D!: Because you've fled to Edmonton?
STYLIN' KYLE: Because we win! Who says we never defend these belts?
D!: You defend those belts? When does this happen?
STYLIN' KYLE: Does wrestling only happen on Mondays and Thursdays?
D!: So you're constanty driving between here and Medicine Hat.
STYLIN' KYLE: Gastown has weekend shows.
D!: Something tells me Beast does all the driving.
STYLIN' KYLE: He likes to drive.
D!: Yeah, I'll bet.
(Out of nowhere, The Beast walks up to the table, startling both men.)
BEAST: (To Stylin' Kyle.) Hey, whattya got there, champ? Mind if I take a look with you? (To a passing barista.) Hey, get me a double latte, extra foam, okay?
BARISTA: We don't do table service.
(Beast glares at her.)
BARISTA: Yes, sir . . . coming up . . .
(The barista rushes out of frame.)
D!: Beast! I'm so glad you're here! The NAPW fans have so many questions they still need answered! Roberts here has been keeping pretty mum about your loss to Decapitator Axe--
BEAST: Look. Even if that loss stays in the record books--(glares at Kyle)--I'm not a man to give up just because he's failed once. I learn from my failures, D. It's too bad The Decapitators haven't learned any lessons from all the times we've beat them down.
D!: Hello! This is my point! Diamond and Axe haven't given up, like Calgary Connection did . . .
(All three men look at the camera with an accusatory glance, then return to the conversation.)
D!: . . . in fact, they've challenged you after losing and got their opportunity back.
BEAST: For the time being. Kyle and I don't think that Monday's result was particularly fair.
D!: Because you lost?
BEAST: I'm not saying that the system's flawed, but look at it from my perspective: Thursday night, Ravager gets his foot on the ropes, and the match continues. Whereas I get my foot on the ropes, and the match is over. How can anyone expect to wrestle when the rules change night to night? That's setting a bad precedent.
D!: (Rising to his feet.) It was a hardcore match, Underfaker! The ref's only there to count the fall! Weren't you a little bit curious about . . . I don't know . . . the WEAPONS?
BEAST: You insulting my intelligence, boy?
D!: Let's just insult your crying over the rules and see where that develops, shall we?

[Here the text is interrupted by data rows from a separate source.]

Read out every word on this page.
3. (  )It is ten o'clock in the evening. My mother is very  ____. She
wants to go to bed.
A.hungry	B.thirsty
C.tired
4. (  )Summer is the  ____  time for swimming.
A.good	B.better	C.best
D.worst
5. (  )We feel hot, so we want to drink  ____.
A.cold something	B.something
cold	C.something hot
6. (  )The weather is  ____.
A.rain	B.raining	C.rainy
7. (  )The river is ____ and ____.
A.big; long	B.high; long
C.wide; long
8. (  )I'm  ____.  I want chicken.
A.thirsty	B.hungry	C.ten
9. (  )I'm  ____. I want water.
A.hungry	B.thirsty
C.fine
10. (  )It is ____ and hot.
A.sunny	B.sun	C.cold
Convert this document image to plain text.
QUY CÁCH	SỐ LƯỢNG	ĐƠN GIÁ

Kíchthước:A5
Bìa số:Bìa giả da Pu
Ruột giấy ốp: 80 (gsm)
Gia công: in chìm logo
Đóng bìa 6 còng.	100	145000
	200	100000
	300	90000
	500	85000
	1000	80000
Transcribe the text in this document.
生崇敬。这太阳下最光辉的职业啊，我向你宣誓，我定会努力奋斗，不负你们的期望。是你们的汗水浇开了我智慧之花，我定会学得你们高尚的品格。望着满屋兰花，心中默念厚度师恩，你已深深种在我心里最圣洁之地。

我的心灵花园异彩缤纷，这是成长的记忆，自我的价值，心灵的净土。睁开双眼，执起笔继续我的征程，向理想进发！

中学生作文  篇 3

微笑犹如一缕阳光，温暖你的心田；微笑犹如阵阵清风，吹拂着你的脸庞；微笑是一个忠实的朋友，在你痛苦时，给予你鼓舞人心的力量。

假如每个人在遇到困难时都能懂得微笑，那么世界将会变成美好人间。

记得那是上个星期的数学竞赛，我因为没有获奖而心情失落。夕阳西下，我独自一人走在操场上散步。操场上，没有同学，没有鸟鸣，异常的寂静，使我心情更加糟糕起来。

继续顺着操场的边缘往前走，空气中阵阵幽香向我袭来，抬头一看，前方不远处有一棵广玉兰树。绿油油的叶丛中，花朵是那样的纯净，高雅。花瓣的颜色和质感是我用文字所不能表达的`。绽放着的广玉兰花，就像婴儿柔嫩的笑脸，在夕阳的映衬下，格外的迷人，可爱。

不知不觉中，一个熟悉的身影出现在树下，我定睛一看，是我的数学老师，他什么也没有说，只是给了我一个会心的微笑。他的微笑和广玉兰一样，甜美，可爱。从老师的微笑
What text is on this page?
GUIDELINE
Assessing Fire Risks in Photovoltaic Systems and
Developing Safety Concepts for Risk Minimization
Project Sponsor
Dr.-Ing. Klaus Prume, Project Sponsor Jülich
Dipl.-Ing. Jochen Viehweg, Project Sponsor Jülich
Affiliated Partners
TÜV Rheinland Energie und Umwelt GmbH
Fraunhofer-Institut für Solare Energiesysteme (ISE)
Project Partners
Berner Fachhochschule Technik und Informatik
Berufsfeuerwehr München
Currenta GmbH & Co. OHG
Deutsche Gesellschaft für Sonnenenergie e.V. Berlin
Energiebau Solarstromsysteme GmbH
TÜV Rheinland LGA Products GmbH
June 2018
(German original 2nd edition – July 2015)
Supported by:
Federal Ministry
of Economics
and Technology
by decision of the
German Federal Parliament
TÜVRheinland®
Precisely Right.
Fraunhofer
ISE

(Beast shoots a look at Stylin' Kyle and he, too, stands.)
BEAST: I didn't come on this "show" to be insulted by you, D!. I thought you were giving us an opportunity to have our voices heard, not play favourites.
D!: Touché.
BEAST: Although I guess I should be happy we're not eating at that burger joint you're so fond of. Real high-class.
D!: No, I guess you'd rather have Stylin' Kyle cook for you.
(D-X instinctively suckers D! with a double clothesline, sending him flipping over the balcony railing and out of sight.)
D!: (Off.) AAAAUGH!!!
(And then a "thud" noise. Stylin' Kyle and Beast shoot each other an "Oh no!" look.)
D!: (Off.) I'M OKAY!
(Both men look over the balcony.)
BEAST: Well, I'll be damned. He really is.
STYLIN' KYLE: Thank God he landed on that giant foam store manager!
BEAST: (Shaking his head.) No. No, that really was the store manager.
(Pause.)
BEAST: You just know this is gonna end with police.
STYLIN' KYLE: FEETS, don't FAIL me now!
(And both men run off-frame. Pause. Stylin' Kyle runs back to the table, picks up a law book, shoves it under his jacket, then runs off again. Lights down.)
----------
Co-written with The Beast and Stylin' Kyle Roberts.